The first duty of a commentator on current literature, as it appears to me, is to present a fairly full and veracious report of what is going on. He will have his own convictions regarding the permanent value of various parts of the contemporary spectacle; and, inevitably, they will "show through" in his report. But his first duty is not to exploit his own predilections; it is rather to understand the entire "conspiracy" of forces involved in the taste of his day. What is "important" now and never may be so again has a charm for him which he would think it a kind of baseness and disloyalty not to admit and record.
He conceives of literature perhaps as a river, himself as a scout seeking for the main channel of intellectual and emotional activity in his own tract of time, recurring constantly to the point where the full rush of living waters comes in from the past, and eagerly searching for the point where the flood breaks out of the backwater and through the dams, and streams away into the future. He is always sounding and essaying to discover where the water is deepest now. He tries to characterize the most promising navigators, their crafts, their cargoes. When he concerns himself with historical figures, he seizes upon those who, by reason of some vital congruity, are felt by us as "modern" and pertinent to our present occasions.
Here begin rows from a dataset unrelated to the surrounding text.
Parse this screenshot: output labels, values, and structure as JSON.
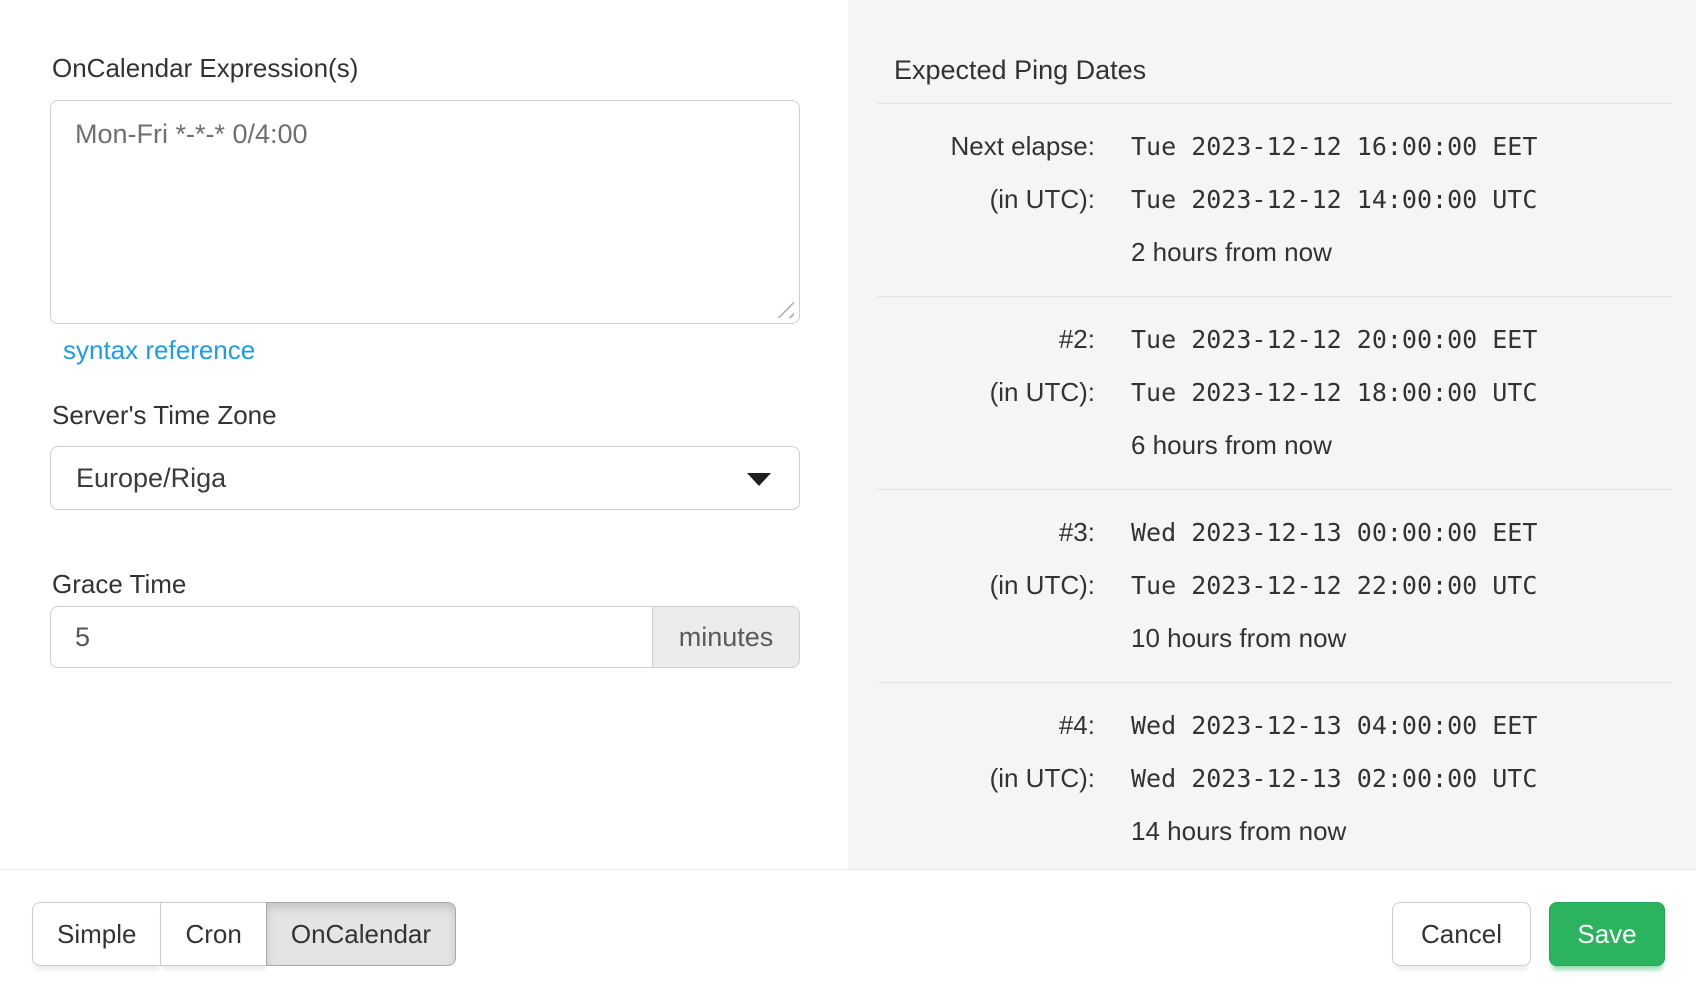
{
  "form": {
    "expression_label": "OnCalendar Expression(s)",
    "expression_value": "Mon-Fri *-*-* 0/4:00",
    "syntax_link_label": "syntax reference",
    "timezone_label": "Server's Time Zone",
    "timezone_value": "Europe/Riga",
    "grace_label": "Grace Time",
    "grace_value": "5",
    "grace_unit": "minutes"
  },
  "panel": {
    "title": "Expected Ping Dates",
    "groups": [
      {
        "label": "Next elapse:",
        "local": "Tue 2023-12-12 16:00:00 EET",
        "utc_label": "(in UTC):",
        "utc": "Tue 2023-12-12 14:00:00 UTC",
        "relative": "2 hours from now"
      },
      {
        "label": "#2:",
        "local": "Tue 2023-12-12 20:00:00 EET",
        "utc_label": "(in UTC):",
        "utc": "Tue 2023-12-12 18:00:00 UTC",
        "relative": "6 hours from now"
      },
      {
        "label": "#3:",
        "local": "Wed 2023-12-13 00:00:00 EET",
        "utc_label": "(in UTC):",
        "utc": "Tue 2023-12-12 22:00:00 UTC",
        "relative": "10 hours from now"
      },
      {
        "label": "#4:",
        "local": "Wed 2023-12-13 04:00:00 EET",
        "utc_label": "(in UTC):",
        "utc": "Wed 2023-12-13 02:00:00 UTC",
        "relative": "14 hours from now"
      }
    ]
  },
  "footer": {
    "mode_buttons": [
      {
        "label": "Simple"
      },
      {
        "label": "Cron"
      },
      {
        "label": "OnCalendar"
      }
    ],
    "cancel_label": "Cancel",
    "save_label": "Save"
  },
  "colors": {
    "accent_green": "#2bb35f",
    "link_blue": "#1e9be9",
    "panel_bg": "#f5f5f5",
    "active_mode_bg": "#e4e4e4"
  }
}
In the back of his mind is the knowledge that an annual chronicle so composed will outweigh the sum of the diurnal entries; his work will come together in the end, and constitute a picture of his age and its tendencies.
I am talking much of pictures, and, on very high authority, I understand that Mr. Joel E. Spingarn now classes me as a belated convert to the theory of expression for expression's sake. I have now and have always had a lively interest in the arts of expression; and yet I am not conscious of any alteration in my ancient conviction that all human activities have, up their sleeves, an ulterior object and ultimate justification in happier living; and that it is rather specially the "function" of critics to be engaged in an incessant untiring exploration in quest of "the good life."
The important change of which I am conscious is in the intensity of my conviction that no man should state very emphatically what "the good life" is until he has found it. Too much theory about it and too many preconceptions obscure the vision. The best criticism is of a concrete and inductive habit. The wise critic attempts on all possible occasions to keep his theoretical and didactic mouth shut and all his other faculties open, here, there, and everywhere, for all the reports and rumors of positive charm and joy in things and people, as the most indubitable tokens that they are participators in some degree of that "good life" which he is seeking.
A suspense of judgment regarding the complete outlines of the ideal, need involve no abdication of discrimination and judgment. But these elements in the critic's report will, in proportion as the report itself becomes "artistic," be more and more implicit, will be conveyed insensibly along with the characterization of the subject, will be felt by the reader immediately as elements in his own response to the subject.
In my exploration for the "virtues" of men, I have learned that patient search usually discovers some refreshing virtue wherever there has been exhibited any unusual display of energy. As I revisit my three little galleries, I am impressed by the abundance and variety and high interest of the vital powers exhibited there. Taking my "sitters" one by one, I rather think that my main intention has been to feel strongly the unique life in all these men and women from Sherwood Anderson to the Known Soldier, and to communicate the impetus of it, in a sort of blind faith that "where there is life there is hope," and where there is power there is virtue.
The essays in this volume were all printed in "Books," the literary supplement of the Herald Tribune, in 1924 and 1925. The title was suggested by my admiration for the swift cutting art of the original and present illustrator, Mr. Bertrand Zadig, who, under the constant temporal stress which urges a contributor to journalism to do well promptly, has accomplished with the graving tool what I have tried to do with the pen.